Sequence Reference

Note

This data class is at a trial use maturity level and may change in future releases. Maturity levels are described in the GKS Maturity Model.

Computational Definition

A sequence of nucleic or amino acid character codes.

GA4GH Digest

Prefix	Inherent
None	[‘refgetAccession’, ‘type’]

Information Model

Some SequenceReference attributes are inherited from Entity.

Field	Flags	Type	Limits	Description
id		string	0..1	The ‘logical’ identifier of the Entity in the system of record, e.g. a UUID. This ‘id’ is unique within a given system, but may or may not be globally unique outside the system.
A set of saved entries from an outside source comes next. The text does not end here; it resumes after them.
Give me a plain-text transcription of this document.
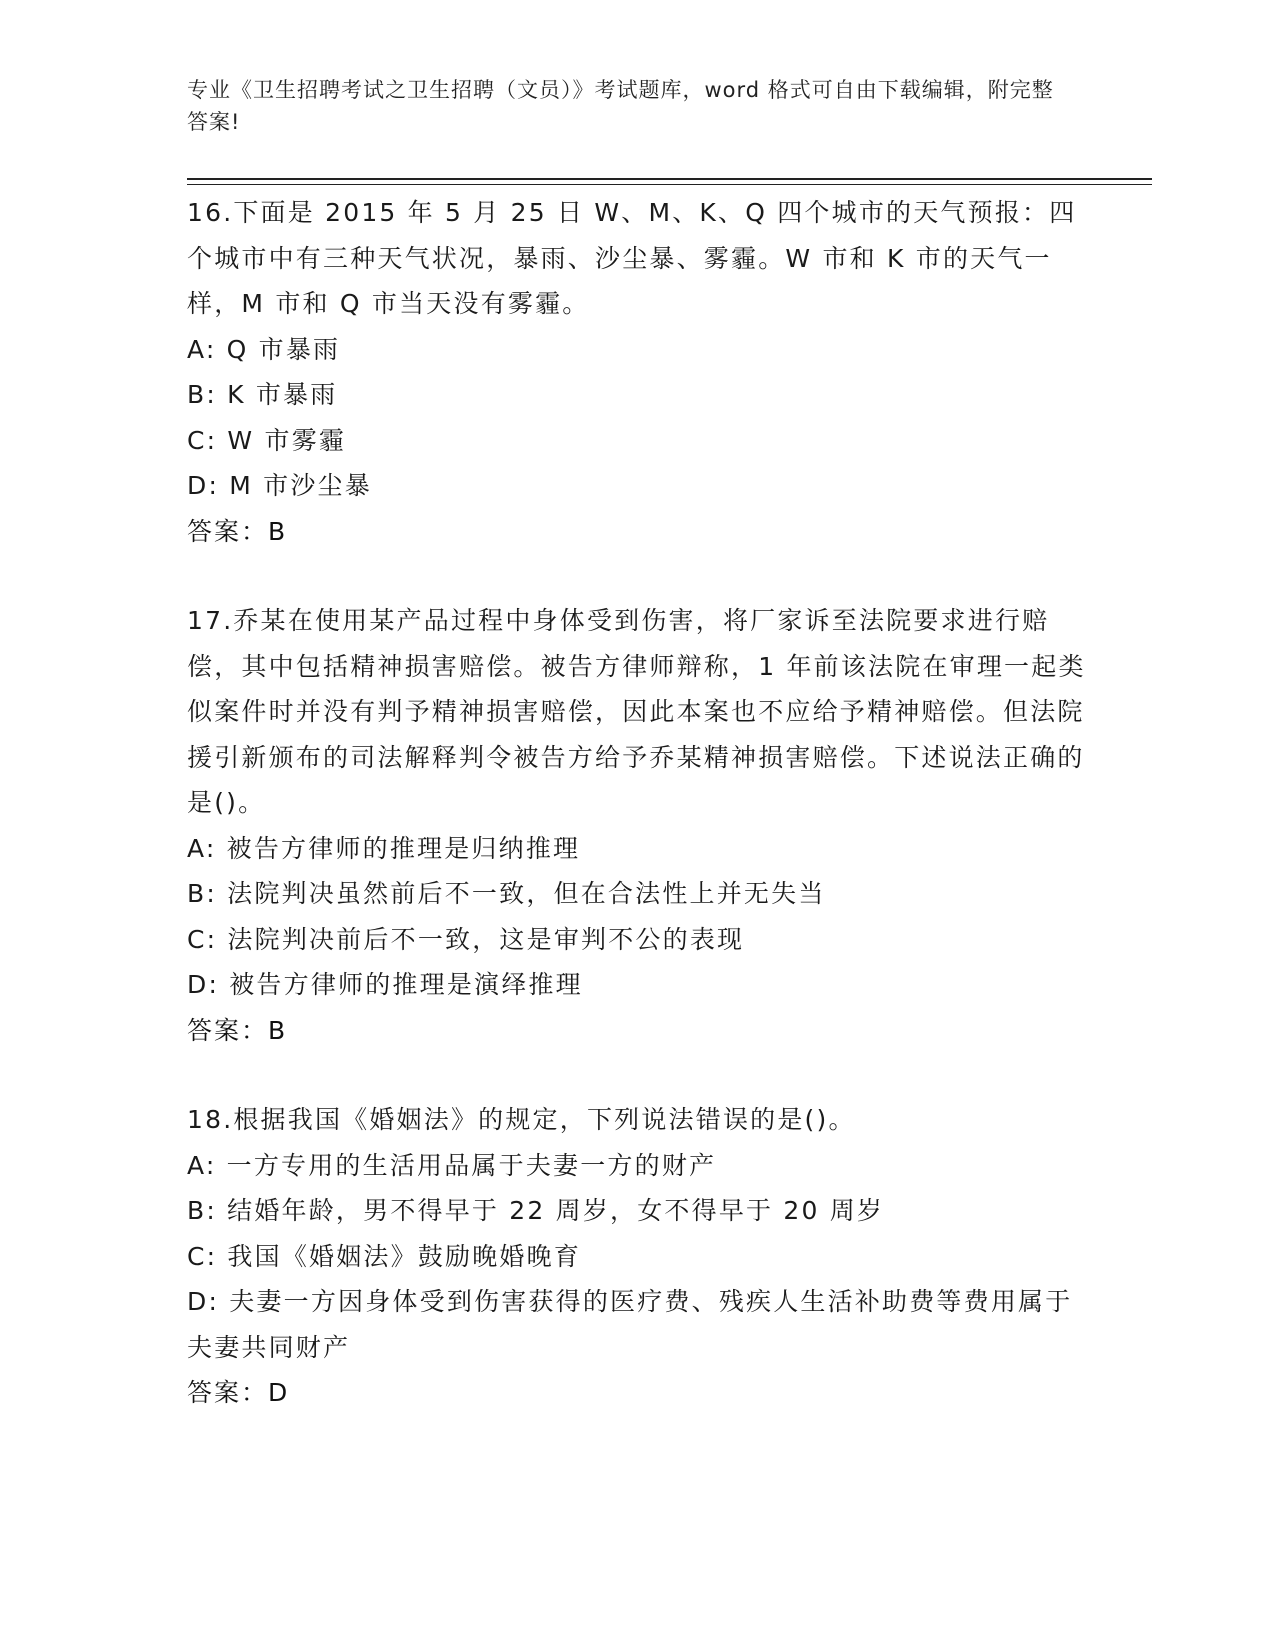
专业《卫生招聘考试之卫生招聘（文员）》考试题库，word 格式可自由下载编辑，附完整答案!
16.下面是 2015 年 5 月 25 日 W、M、K、Q 四个城市的天气预报：四个城市中有三种天气状况，暴雨、沙尘暴、雾霾。W 市和 K 市的天气一样，M 市和 Q 市当天没有雾霾。
A: Q 市暴雨
B: K 市暴雨
C: W 市雾霾
D: M 市沙尘暴
答案：B
17.乔某在使用某产品过程中身体受到伤害，将厂家诉至法院要求进行赔偿，其中包括精神损害赔偿。被告方律师辩称，1 年前该法院在审理一起类似案件时并没有判予精神损害赔偿，因此本案也不应给予精神赔偿。但法院援引新颁布的司法解释判令被告方给予乔某精神损害赔偿。下述说法正确的是()。
A: 被告方律师的推理是归纳推理
B: 法院判决虽然前后不一致，但在合法性上并无失当
C: 法院判决前后不一致，这是审判不公的表现
D: 被告方律师的推理是演绎推理
答案：B
18.根据我国《婚姻法》的规定，下列说法错误的是()。
A: 一方专用的生活用品属于夫妻一方的财产
B: 结婚年龄，男不得早于 22 周岁，女不得早于 20 周岁
C: 我国《婚姻法》鼓励晚婚晚育
D: 夫妻一方因身体受到伤害获得的医疗费、残疾人生活补助费等费用属于夫妻共同财产
答案：D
It is used within a system to reference an object from another.
name		string	0..1	A primary name for the entity.
description		string	0..1	A free-text description of the Entity.
aliases	⋮	string	0..m	Alternative name(s) for the Entity.
extensions	⋮	Extension	0..m	A list of extensions to the Entity, that allow for capture of information not directly supported by elements defined in the model.
type		string	1..1	MUST be “SequenceReference”
refgetAccession		string	1..1	A GA4GH RefGet identifier for the referenced sequence, using the sha512t24u digest.
residueAlphabet		string	0..1	The interpretation of the character codes referred to by the refget accession, where “aa” specifies an amino acid character set, and “na” specifies a nucleic acid character set.
sequence		sequenceString	0..1	A sequenceString that is a literal representation of the referenced sequence.
moleculeType		string	0..1	Molecule types as defined by RefSeq (see Table 1). MUST be one of “genomic”, “RNA”, “mRNA”, or “protein”.
circular		boolean	0..1	A boolean indicating whether the molecule represented by the sequence is circular (true) or linear (false).